One year of spousal chain migration is projected to cost the British taxpayer £5.6 billion during their lifetimes, a government watchdog has admitted.
A report from the independent Migration Advisory Committee this week has revealed that the 51,000 foreigners who were brought to the UK between 2022-23 as a spouse of either a British citizen or permanent resident will come with a “net fiscal cost” of £109,000 by the end of their lives.
This means that partner chain migration for that year alone will cumulatively cost the taxpayer £5,559,000 by the end of their lives.
In contrast, UK residents of around the same age as those who typically enter the country on spousal visas represent a net positive £110,000 to the treasury during their lives.
The MAC said that on average partner visa migrants contribute around £8,600 in taxes during their first year in the country.

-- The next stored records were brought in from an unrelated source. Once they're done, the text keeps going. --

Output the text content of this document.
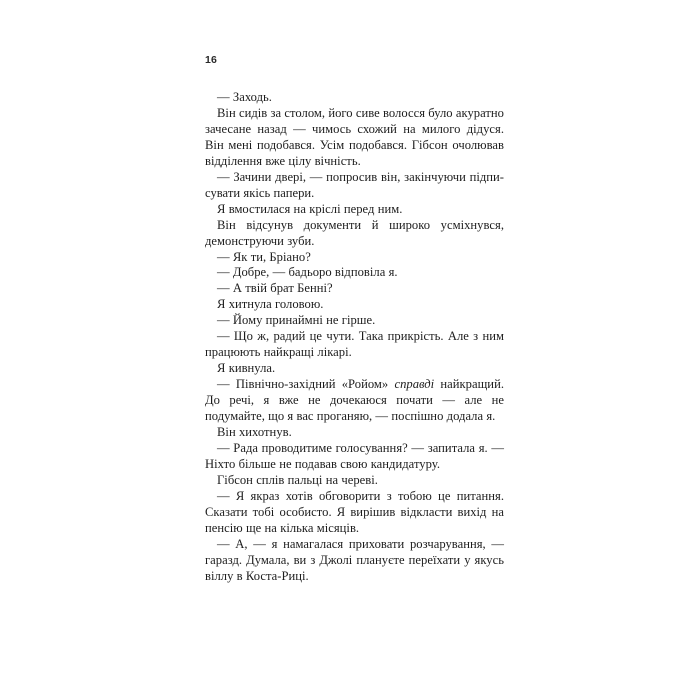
16

— Заходь.

Він сидів за столом, його сиве волосся було акуратно зачесане назад — чимось схожий на милого дідуся. Він мені подобався. Усім подобався. Гібсон очолював відділення вже цілу вічність.

— Зачини двері, — попросив він, закінчуючи підписувати якісь папери.

Я вмостилася на кріслі перед ним.

Він відсунув документи й широко усміхнувся, демонструючи зуби.

— Як ти, Бріано?

— Добре, — бадьоро відповіла я.

— А твій брат Бенні?

Я хитнула головою.

— Йому принаймні не гірше.

— Що ж, радий це чути. Така прикрість. Але з ним працюють найкращі лікарі.

Я кивнула.

— Північно-західний «Ройом» справді найкращий. До речі, я вже не дочекаюся почати — але не подумайте, що я вас проганяю, — поспішно додала я.

Він хихотнув.

— Рада проводитиме голосування? — запитала я. — Ніхто більше не подавав свою кандидатуру.

Гібсон сплів пальці на череві.

— Я якраз хотів обговорити з тобою це питання. Сказати тобі особисто. Я вирішив відкласти вихід на пенсію ще на кілька місяців.

— А, — я намагалася приховати розчарування, — гаразд. Думала, ви з Джолі плануєте переїхати у якусь віллу в Коста-Риці.
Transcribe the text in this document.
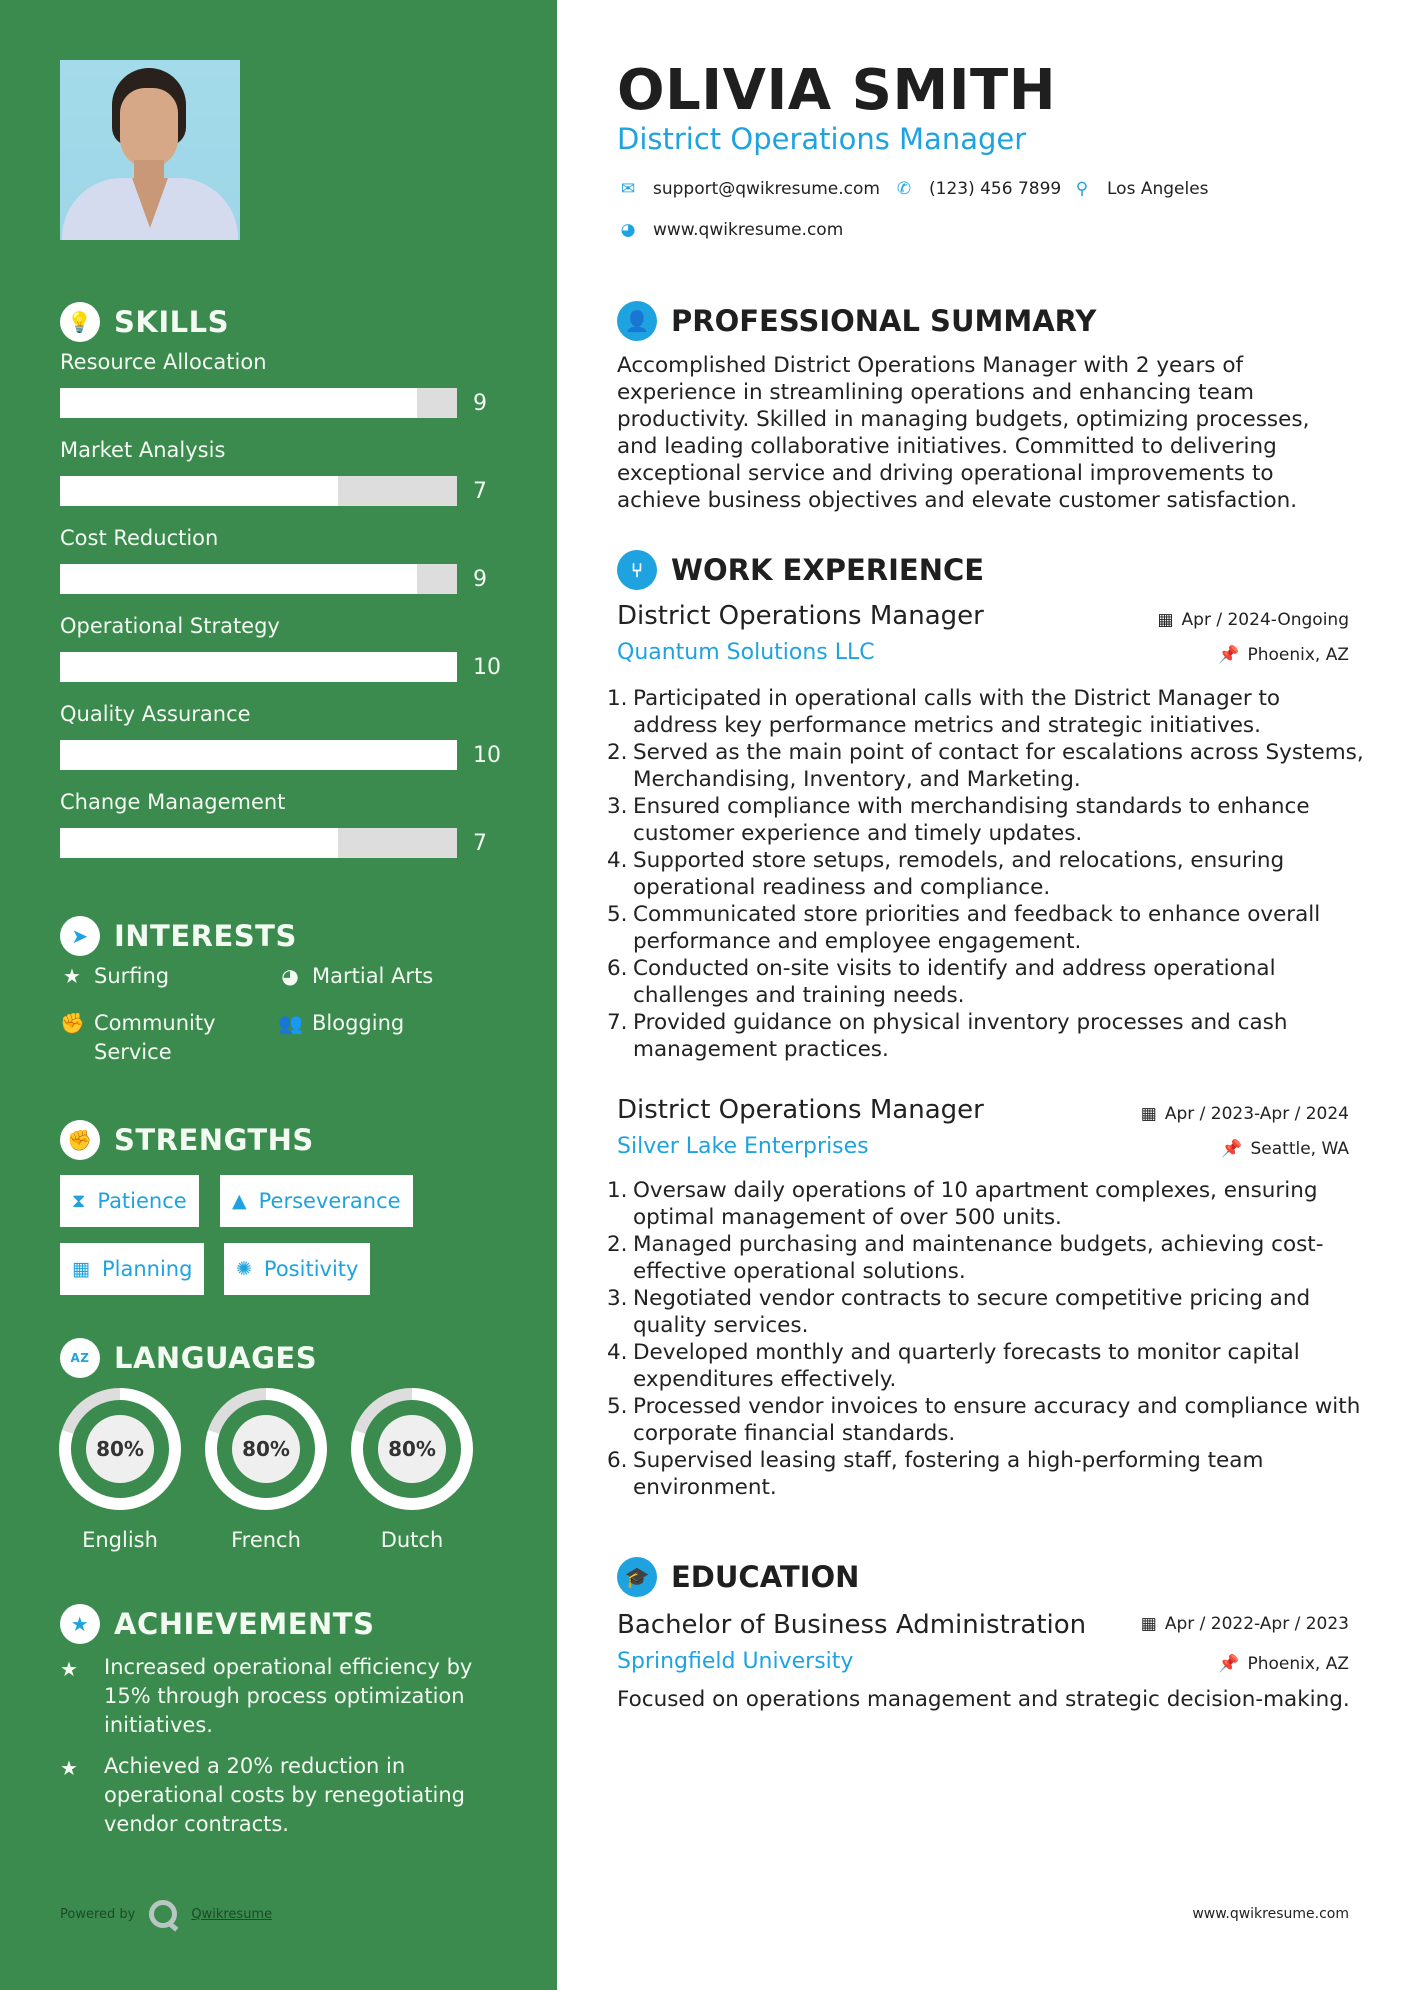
💡 SKILLS
Resource Allocation
9
Market Analysis
7
Cost Reduction
9
Operational Strategy
10
Quality Assurance
10
Change Management
7
➤ INTERESTS
★ Surfing	◕ Martial Arts
✊ Community
Service
👥 Blogging
✊ STRENGTHS
⧗ Patience ▲ Perseverance
▦ Planning ✺ Positivity
AZ LANGUAGES
80%
English
80%
French
80%
Dutch
★ ACHIEVEMENTS
★	Increased operational efficiency by 15% through process optimization initiatives.
★	Achieved a 20% reduction in operational costs by renegotiating vendor contracts.
Powered by	Qwikresume
OLIVIA SMITH
District Operations Manager
✉ support@qwikresume.com ✆ (123) 456 7899 ⚲ Los Angeles
◕ www.qwikresume.com
👤 PROFESSIONAL SUMMARY

Accomplished District Operations Manager with 2 years of experience in streamlining operations and enhancing team productivity. Skilled in managing budgets, optimizing processes, and leading collaborative initiatives. Committed to delivering exceptional service and driving operational improvements to achieve business objectives and elevate customer satisfaction.

⑂ WORK EXPERIENCE
District Operations Manager	▦ Apr / 2024-Ongoing
Quantum Solutions LLC	📌 Phoenix, AZ
1. Participated in operational calls with the District Manager to address key performance metrics and strategic initiatives.
2. Served as the main point of contact for escalations across Systems, Merchandising, Inventory, and Marketing.
3. Ensured compliance with merchandising standards to enhance customer experience and timely updates.
4. Supported store setups, remodels, and relocations, ensuring operational readiness and compliance.
5. Communicated store priorities and feedback to enhance overall performance and employee engagement.
6. Conducted on-site visits to identify and address operational challenges and training needs.
7. Provided guidance on physical inventory processes and cash management practices.
District Operations Manager	▦ Apr / 2023-Apr / 2024
Silver Lake Enterprises	📌 Seattle, WA
1. Oversaw daily operations of 10 apartment complexes, ensuring optimal management of over 500 units.
2. Managed purchasing and maintenance budgets, achieving cost-effective operational solutions.
3. Negotiated vendor contracts to secure competitive pricing and quality services.
4. Developed monthly and quarterly forecasts to monitor capital expenditures effectively.
5. Processed vendor invoices to ensure accuracy and compliance with corporate financial standards.
6. Supervised leasing staff, fostering a high-performing team environment.
🎓 EDUCATION
Bachelor of Business Administration	▦ Apr / 2022-Apr / 2023
Springfield University	📌 Phoenix, AZ
Focused on operations management and strategic decision-making.
www.qwikresume.com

Meanwhile, the average British resident of the same age contributes around £18,500 per year.
Although such migrants are said to initially be net positives to the economy, they become an economic drain as they age, given their increased use of the National Health Service (NHS).
They also gain access to Britain’s generous welfare benefits system after receiving Indefinite Leave to Remain (ILR) status, which is typically afforded to migrant spouses after five years in the country, further exacerbating their drag on the economy.
The watchdog report explained that the large disparity between spousal migrants and British residents was likely a result of the progressive tax system, in which high earners pay a disproportionate amount into the nation’s coffers.
Since there are relatively few high earners who come to the UK as spouses, the cohort cannot offset the fiscal drain of the much larger cohort of low earning spouses as is done for British residents.
The Migration Advisory Committee said that they “do not consider a negative lifetime fiscal impact for Partner applicants to be surprising” given that the visa route was “not established for economic reasons”.
Although the report did not provide a fiscal breakdown of all types of migrants, the MAC said that based off the data from the spousal scheme, they predict that cohorts of migrants entering through global talent, start up, or innovator routes will likely be net contributors, while predicting that “refugee and humanitarian routes will impose a significant negative lifetime fiscal cost.”
To mitigate the exploding cost of migration, Reform UK leader Nigel Farage has called for the Indefinite Leave to Remain status to be abolished before the millions of so-called Boriswave migrants become eligible. In addition to enabling migrants access to welfare, the status also often confers the ability of migrants to bring their spouses to the country.
The Brexit boss has suggested replacing it with a five-year work visa system akin to that in the United States and to limit access to welfare benefits to British citizens. This, Farage argued, would result in hundreds of thousands of “burdensome” migrants leaving the country.